Читать «И у палачей есть душа» онлайн - страница 26

Маити Гиртаннер

Я отправилась защищать их дела в суде. И здесь сочетание уступчивости и сопротивления оказалось полезным, так как чаще всего я получала то, чего просила.

— На что это похоже, забирать у людей их скотину? Она им нужна, они без нее работать не могут, — объясняла я ответственным за зону. Начальство тревожилось, что люди могут использовать лошадей для перехода в свободную зону. — Вам достаточно каждый день считать животных, чтобы убедиться, что они все на месте.

— Хорошая мысль. Я об этом не подумал, — ответил мне один из них.

— Посмотрите на них, это люди необразованные. Они не занимаются политикой. Им наплевать на войну. Они хотят просто мирно работать. А вы-то, что вы выиграете, если поля останутся необработанными? Сразу видно, что вы не деревенские люди. Вы же ничего не понимаете ни в ритме сельского хозяйства, ни в его нуждах — говаривала я часто. Таким образом удавалось избежать реквизиций. Люди были мне благодарны.

Для того, чтобы продолжать ходатайствовать, предвосхищать притеснения и ущемления прав местных жителей и препятствовать этому, нужно было постоянно поддерживать иллюзию доверительных отношений с немцами.

Как ни странно, проще всего это было с теми, кто жил в нашем доме. Нашими вынужденными гостями чаще всего оказывались офицеры высоких чинов, то есть люди из хорошей среды, получившие светское воспитание. Это имело значение, в особенности для моей бабушки — ей было важно, чтобы люди были обходительны и соблюдали правила вежливости.
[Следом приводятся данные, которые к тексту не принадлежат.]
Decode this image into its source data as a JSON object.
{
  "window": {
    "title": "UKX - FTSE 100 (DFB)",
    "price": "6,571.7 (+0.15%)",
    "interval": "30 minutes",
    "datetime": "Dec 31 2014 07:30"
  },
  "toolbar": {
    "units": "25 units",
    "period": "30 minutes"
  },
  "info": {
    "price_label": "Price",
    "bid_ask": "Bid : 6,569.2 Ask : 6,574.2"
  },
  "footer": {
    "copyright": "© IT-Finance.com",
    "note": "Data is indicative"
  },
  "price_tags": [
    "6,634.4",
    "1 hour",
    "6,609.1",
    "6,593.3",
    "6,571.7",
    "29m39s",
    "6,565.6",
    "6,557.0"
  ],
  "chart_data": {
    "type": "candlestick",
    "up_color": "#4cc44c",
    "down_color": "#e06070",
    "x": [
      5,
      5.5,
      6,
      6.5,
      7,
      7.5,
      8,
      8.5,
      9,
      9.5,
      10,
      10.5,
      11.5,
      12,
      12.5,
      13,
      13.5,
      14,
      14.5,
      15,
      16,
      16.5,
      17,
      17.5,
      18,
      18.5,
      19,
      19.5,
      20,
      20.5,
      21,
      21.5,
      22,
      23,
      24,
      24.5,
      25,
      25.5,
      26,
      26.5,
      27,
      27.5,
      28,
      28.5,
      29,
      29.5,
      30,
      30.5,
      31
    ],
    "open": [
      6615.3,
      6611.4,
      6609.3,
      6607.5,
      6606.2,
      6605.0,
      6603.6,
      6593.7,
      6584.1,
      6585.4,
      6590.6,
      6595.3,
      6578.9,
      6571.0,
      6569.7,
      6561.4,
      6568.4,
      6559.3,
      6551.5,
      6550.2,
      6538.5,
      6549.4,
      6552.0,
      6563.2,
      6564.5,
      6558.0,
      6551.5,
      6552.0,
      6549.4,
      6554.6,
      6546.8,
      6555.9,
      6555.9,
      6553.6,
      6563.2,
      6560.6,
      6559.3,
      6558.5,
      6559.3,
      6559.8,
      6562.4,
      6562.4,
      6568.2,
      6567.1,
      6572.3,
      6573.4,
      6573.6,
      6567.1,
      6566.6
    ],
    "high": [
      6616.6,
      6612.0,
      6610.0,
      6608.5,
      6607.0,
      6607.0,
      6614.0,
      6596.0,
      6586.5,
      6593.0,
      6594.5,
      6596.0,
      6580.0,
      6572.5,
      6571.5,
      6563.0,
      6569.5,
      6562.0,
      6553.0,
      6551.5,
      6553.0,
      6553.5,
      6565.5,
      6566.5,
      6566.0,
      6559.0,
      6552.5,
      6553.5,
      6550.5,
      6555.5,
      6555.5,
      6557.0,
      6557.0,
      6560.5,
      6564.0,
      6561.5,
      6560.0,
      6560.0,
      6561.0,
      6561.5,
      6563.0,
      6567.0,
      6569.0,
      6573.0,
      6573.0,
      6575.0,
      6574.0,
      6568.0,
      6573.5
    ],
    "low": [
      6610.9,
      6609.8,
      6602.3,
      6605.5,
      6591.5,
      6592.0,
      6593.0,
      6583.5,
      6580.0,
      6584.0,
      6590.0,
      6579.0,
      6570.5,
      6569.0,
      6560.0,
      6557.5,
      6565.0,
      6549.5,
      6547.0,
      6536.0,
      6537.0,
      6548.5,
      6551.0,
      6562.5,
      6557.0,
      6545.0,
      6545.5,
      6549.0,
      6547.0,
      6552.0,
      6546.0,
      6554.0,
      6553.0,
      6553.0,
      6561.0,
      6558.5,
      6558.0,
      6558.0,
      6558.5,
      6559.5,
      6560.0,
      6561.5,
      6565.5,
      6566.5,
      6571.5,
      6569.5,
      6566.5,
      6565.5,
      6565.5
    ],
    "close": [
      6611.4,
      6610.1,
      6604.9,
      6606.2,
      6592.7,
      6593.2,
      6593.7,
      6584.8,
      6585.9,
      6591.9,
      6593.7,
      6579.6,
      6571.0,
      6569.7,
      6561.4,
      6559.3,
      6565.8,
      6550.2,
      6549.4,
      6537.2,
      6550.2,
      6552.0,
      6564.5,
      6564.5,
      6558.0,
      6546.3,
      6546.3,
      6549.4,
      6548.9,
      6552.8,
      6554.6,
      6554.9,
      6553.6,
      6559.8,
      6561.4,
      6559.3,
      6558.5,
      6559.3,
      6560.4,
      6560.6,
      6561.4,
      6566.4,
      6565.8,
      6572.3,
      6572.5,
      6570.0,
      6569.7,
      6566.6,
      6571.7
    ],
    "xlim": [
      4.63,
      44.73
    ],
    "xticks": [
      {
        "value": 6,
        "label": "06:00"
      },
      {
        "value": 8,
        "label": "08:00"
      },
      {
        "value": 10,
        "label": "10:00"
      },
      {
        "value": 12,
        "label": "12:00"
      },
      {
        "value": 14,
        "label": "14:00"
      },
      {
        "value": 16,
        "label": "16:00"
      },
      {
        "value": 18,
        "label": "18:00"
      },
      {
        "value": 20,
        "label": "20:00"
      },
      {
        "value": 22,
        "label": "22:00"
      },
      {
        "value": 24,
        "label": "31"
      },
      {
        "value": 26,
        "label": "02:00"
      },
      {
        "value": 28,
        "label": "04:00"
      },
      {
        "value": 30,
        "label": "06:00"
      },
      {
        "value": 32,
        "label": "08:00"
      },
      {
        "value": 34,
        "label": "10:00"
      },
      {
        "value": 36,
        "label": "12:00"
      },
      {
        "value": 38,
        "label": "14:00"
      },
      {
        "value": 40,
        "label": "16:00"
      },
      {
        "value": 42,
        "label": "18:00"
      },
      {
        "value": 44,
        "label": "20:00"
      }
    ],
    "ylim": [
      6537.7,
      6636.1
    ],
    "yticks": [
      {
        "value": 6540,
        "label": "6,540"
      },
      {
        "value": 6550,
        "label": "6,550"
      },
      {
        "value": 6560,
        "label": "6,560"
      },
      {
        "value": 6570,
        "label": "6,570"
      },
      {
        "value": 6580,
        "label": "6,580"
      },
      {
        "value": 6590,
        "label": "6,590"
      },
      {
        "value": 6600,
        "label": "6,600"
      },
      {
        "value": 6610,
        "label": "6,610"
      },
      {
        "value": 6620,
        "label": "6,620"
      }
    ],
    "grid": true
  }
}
Конечно же, не было и не могло быть согласия, но отношения были корректными, нередко достаточно теплыми. В Вье-Ложи существовало примерно то же социальное взаимопонимание, что сближало Пьера Френе и Эриха фон Строхайма в «Великой иллюзии», великолепном фильме Жана Ренуара.

Важнее всего было задобрить немцев с контрольного поста в конце моста через Вьенну. Ведь я каждый раз должна была останавливаться, чтобы показать документы и разрешение на пересечение демаркационной линии.

Я пользовалась этим и каждый раз вступала с ними в беседу. Для них война была чем-то маленьким и скучным, время тянулось долго, и они были рады с кем-нибудь поговорить.

Разумеется, я говорила с ними по-немецки, тогда получалась настоящая беседа, мы не просто перекидывались парой слов. Я играла на самых тонких струнах их души, расспрашивая о семьях, о тех, кто им дорог, женах и детях, от которых они были так далеко. «Вам не слишком трудно? Вы, наверное, так скучаете! Получается им писать?» Вызывая у них жалость к самим себе, я надеялась, что тогда у них появится больше понимания и сочувствия к нашему положению. Я хотела, чтобы они поняли, что война тяжела и трудна для всех. Я хотела пробудить в них сострадание. Усыпляя их бдительность, я, в первую очередь, стремилась оградить себя от каких-либо подозрений, чтобы спокойно продолжать свое дело.